The first thing we'll need to do is create a repo to store our images in, we'll call the repo "images".
$ pachctl create-repo images
Now we need to put some images in that repo. You can do this with put-file
:
$ pachctl put-file images master -c -i images.txt
With this command you're telling Pachyderm that you want to put files in the images
repo on the branch master
. You're also passing two flags, -c
and -i
.-c
means that you want Pachyderm to start and finish the commit for you. If you wanted to have multiple put-files
write to the same commit you'd use start-commit
and finish-commit
. -i
lets you specify a line-delimited input file. Each line can be a URL to scrape or a local file to add. In our case, we've got a file images.txt
with a an image URL that we'll add to Pachyderm.
Now that you've got some data in Pachyderm, it's time to process it. First, you need to create a Docker image containing the code we will use to perform our edge detection. For this example, you can use the supplied Dockerfile
. You can build the Docker image with:
$ docker build -t opencv .
To understand what's going on, take a look at the Dockerfile and edges.py.
You'll need to push the image to a registry, such as DockerHub, so Pachyderm can find it. You can do this with:
$ docker tag opencv <your-docker-hub-username>/opencv
$ docker push <your-docker-hub-username>/opencv
Now the image can be referenced on any Docker host as <your-docker-hub-username>/opencv
and Docker will be able to find it.
Now that you have an image, you need to tell Pachyderm how to run it. To do this, you'll need to create a pipeline. The pipeline for this example is edges.json.
First, notice that this file references the image you just created in the field transform.image
. Since you just pushed your image to Dockerhub, you'll need to tell Pachyderm to go there to find it. Open edges.json
in a text editor, and change the following line:
"image": "opencv"
## should become ##
"image": "<your-docker-hub-username>/opencv"
Now that edges.json
points to your image, you can create the pipeline with:
# this cmd assumes you've cloned our repo. If not, use the GitHub raw file URL since `-f` can take a URL as well.

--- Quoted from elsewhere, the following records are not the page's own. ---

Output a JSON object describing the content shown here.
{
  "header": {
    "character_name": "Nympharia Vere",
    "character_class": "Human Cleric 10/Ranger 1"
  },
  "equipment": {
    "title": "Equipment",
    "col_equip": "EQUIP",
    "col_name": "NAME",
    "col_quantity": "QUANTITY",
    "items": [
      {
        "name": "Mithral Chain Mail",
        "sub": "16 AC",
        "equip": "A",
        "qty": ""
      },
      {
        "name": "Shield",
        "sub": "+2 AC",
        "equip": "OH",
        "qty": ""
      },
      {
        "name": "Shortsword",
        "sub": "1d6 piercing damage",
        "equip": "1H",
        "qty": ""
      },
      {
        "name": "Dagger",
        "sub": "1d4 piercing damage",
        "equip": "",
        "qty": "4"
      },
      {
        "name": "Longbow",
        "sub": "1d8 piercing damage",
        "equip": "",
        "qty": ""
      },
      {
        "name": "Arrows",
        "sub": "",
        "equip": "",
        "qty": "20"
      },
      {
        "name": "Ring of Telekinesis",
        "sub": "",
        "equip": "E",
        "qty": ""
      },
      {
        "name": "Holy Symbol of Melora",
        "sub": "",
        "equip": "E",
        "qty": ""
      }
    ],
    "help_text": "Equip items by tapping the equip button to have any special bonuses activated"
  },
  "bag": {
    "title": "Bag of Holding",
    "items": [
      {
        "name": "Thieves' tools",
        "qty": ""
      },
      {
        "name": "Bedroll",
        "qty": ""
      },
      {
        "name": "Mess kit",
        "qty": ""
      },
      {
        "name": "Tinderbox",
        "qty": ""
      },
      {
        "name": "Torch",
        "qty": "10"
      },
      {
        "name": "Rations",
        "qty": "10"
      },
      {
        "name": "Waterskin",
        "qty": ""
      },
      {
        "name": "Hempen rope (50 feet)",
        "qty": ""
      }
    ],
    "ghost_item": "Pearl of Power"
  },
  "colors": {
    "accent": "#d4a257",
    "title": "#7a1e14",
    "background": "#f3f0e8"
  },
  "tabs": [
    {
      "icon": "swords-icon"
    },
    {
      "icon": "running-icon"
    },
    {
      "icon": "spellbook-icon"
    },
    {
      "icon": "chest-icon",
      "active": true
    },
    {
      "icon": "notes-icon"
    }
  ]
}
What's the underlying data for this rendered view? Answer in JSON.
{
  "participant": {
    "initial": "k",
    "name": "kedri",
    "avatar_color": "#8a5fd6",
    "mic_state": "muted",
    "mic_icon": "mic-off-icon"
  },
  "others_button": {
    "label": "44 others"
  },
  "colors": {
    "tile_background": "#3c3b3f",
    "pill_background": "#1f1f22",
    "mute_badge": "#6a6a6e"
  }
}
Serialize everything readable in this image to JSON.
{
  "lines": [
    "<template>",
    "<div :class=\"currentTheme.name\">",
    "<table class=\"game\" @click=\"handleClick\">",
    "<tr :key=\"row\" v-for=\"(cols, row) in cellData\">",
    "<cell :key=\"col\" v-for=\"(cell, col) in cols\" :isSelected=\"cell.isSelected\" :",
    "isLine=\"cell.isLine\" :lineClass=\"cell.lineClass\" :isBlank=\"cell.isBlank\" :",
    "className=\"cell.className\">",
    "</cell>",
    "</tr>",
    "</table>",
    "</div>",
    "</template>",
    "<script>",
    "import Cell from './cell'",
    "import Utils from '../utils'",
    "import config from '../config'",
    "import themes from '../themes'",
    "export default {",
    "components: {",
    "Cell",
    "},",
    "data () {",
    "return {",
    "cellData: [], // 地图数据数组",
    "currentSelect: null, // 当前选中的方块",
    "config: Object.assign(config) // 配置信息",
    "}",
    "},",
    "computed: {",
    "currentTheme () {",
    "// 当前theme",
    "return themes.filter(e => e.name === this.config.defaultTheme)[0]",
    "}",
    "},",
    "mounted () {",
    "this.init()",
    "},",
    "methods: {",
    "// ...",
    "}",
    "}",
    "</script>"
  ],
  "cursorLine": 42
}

$ pachctl create-pipeline -f edges.json
You can check on the status of the pipeline with:
$ pachctl inspect-pipeline edges
You should see that a single job has been run (it was run on the initial commit you made in the images repo).

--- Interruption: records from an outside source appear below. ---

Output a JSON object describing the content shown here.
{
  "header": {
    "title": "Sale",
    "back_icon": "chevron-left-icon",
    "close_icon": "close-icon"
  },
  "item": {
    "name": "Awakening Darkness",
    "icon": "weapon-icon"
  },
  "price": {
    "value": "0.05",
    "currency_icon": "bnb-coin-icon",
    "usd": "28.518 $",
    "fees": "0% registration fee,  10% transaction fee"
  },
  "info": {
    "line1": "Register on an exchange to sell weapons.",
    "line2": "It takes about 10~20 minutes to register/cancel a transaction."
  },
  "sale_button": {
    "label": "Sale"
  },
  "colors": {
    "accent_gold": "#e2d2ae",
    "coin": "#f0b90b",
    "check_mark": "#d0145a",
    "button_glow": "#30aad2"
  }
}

Results from a pipeline are stored in an output repo whose name matches the name of the pipeline. You can see it with list-repo
$ pachctl list-repo
NAME CREATED SIZE
edges 11 minutes ago 557.7 KiB
images 15 minutes ago 1.136 MiB
You can view this data by mounting it locally:
$ mkdir /tmp/pfs
$ pachctl mount /tmp/pfs &
# This command will block (so we run in the background)
While the mount is up navigate to file:///tmp/pfs
in your web browser. Here you can browse the contents of pfs which should be the raw images and the results of the edge detection.
Pipelines are smart. They don't just process the input data that's present when they're created, they also process any new data that's added later. You can process any image on the internet or your local disk, all you have to do is put it in the images repo (with put-file
) and your pipeline will automatically trigger and run the edge detection code.
OpenCV can do a lot more than edge detection, and now that you've built the container image, you can use anything in OpenCV on Pachyderm. OpenCV has several Python tutorials available online if you're looking for inspiration.